Commotio cerebri.

Felden

Ein Jahr wie ein Leben, die Hälfte ist jetzt rum, von nun an ist einem alles egaler, sagen sie. Das ist die beste Zeit, sagen sie. Und ich halte meinen schwitzenden Kopf unter eine Pumpe, deren Schwengel mir auf den Kopf knallt. Eine Situation wie aus einem Comic mit Plonk und Sternchen und weil es so absurd ist, auch mit einem verirrten Lachen hinterher, einmal kurz nicht achtsam gewesen und schon hallt das Geräusch von Metall auf Knochen noch nächtelang nach, als hätte der Sommer mir eine gescheuert, aber keine Schlägerei, kein mit Bedacht gesetzter Schlag, sondern ein Schwächeln, ein Nachgeben des Wetters, zuviel Gravitation und dann auch noch mein Schwung, „das kann nicht gut enden“, sagen sie später in meinen Halbträumen, „das war ja klar“. „Akute, vorübergehende Funktionsstörung“, könnte man auch gut finden, wäre man in der Lage seinen Körper unfallfrei zu verlassen und die Dinge geordnet und klar von oben zu betrachten, kann man aber nicht, deswegen die Befindlichkeit nur mittelgut, als der Sommer sich danach in sich selbst übergibt, „etwas übertreibt“, ich beschwere mich nicht, ich liege in der Nacht, schwitze Laken durch, kann den Weg zum Kühlschrank im Halbschlaf (vermutlich schon immer), versuche, den Kopf ins Tiefkühlfach zu stecken, aber der Kühlschrank ist klein und der Kopf im Verhältnis (aber nur im Verhältnis) etwas zu groß, (kennst du das, wenn man meint zu spüren, wie das Gehirn an den Schädel klatscht?), und dann liegt man und merkt das Gepumpe von Blut und dem sonstigen Gelumpe, das durch einen hindurch muss, die Maschine läuft weiter, das kann sie ganz gut, das Jahr läuft auch weiter, das fragt man ja eh nicht, von nun an ist uns alles egal, „anterogade Amnesie wäre auch was für die Zeit nach Trennungen“, meinte L. neulich, „da könnte mal jemand ein Konzept für schreiben“, meinte sie noch hinterher und spuckte den Eiswürfel ins Gebüsch, „das hält man ja im Gaumen nicht aus“.
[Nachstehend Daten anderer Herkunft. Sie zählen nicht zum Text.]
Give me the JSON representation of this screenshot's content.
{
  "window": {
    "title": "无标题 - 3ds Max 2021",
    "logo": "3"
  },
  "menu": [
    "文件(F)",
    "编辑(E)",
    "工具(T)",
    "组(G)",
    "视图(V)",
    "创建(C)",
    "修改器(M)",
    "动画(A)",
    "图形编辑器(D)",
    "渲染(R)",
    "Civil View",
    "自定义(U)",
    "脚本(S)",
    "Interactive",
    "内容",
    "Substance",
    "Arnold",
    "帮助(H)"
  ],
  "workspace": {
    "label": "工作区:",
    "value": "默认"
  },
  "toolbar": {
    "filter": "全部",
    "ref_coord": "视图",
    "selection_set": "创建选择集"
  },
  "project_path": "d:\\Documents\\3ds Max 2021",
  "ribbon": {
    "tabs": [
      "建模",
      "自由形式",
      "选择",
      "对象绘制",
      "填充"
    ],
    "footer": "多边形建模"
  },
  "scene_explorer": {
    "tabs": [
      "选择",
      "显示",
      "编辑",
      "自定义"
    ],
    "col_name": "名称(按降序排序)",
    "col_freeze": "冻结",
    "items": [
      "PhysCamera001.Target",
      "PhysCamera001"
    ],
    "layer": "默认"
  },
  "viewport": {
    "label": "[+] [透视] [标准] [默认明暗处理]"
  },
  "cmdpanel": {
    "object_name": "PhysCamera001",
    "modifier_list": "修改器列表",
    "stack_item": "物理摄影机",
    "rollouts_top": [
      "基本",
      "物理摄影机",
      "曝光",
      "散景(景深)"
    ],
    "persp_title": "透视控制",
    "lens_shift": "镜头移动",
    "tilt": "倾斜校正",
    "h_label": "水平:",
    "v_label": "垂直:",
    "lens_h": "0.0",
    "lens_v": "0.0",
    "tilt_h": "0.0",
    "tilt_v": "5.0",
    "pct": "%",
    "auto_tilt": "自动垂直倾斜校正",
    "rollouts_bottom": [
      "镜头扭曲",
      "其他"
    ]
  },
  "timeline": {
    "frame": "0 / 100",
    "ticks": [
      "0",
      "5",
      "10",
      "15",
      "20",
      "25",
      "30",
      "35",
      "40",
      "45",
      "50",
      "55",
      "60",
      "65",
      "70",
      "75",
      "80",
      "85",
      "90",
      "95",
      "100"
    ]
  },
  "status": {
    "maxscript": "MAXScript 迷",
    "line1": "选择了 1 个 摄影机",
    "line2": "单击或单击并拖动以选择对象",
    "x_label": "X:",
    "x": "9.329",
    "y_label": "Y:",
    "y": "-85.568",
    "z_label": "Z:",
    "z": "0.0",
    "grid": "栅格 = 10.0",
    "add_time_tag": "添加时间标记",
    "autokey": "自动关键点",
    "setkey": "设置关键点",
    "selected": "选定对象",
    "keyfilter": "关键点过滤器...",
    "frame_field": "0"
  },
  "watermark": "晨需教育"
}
Dass wir vergessen und uns wieder wie selbstverständlich verlieren. In all den freundlichen Kleinigkeiten, die am Ende zählen werden. Essen und TV-Serien und Freunde, ein Kaffee auf dem Balkon, und der Hund, der nett schaut. Wir haben für Sekunden in die Hölle geblickt und sind gerade noch einmal davon gekommen.Es ist jetzt Juli, ein Jahr wie ein Leben, zur Hälfte vorbei, wir hecheln uns durch die Hundstage, wir beschweren uns nicht im gesprochenen Sinne, vom wortwörtlichen jedoch haben wir noch nicht genug Abstand, manchmal müssen wir uns vor Schaufenstern schütteln und wieder gerade hinstellen, man merkt das ja kaum noch, wenn man nur so geht. Ich habe dann wieder die Stimme der Ärztin im Ohr: „Vermeiden Sie ruckartige Bewegungen“. Okay, denke ich und lege mich sanft in die Kurve, so sanft und langsam, wie ich nur kann, das ist beinahe wie Einschlafen, aber auch das weiß man als Kind ja nie zu schätzen (wir sind jetzt erwachsen, auch wenn es nicht so aussieht), deswegen immer den Schildern nach, sanft in der Kurve, keine Eile, „das ist die beste Zeit“, sagen sie, „von hier aus kann man alles sehen“. Was war und was kommt und die seltsamen Menschen auf der Überholspur und das Getier am Wegesrand und man müsste doch ein Unmensch sein, würde einem nicht zumindest kurz schwindelig davon. Glaub mir, das Gewitter kommt bald und dann Fenster auf, Licht aus und warten.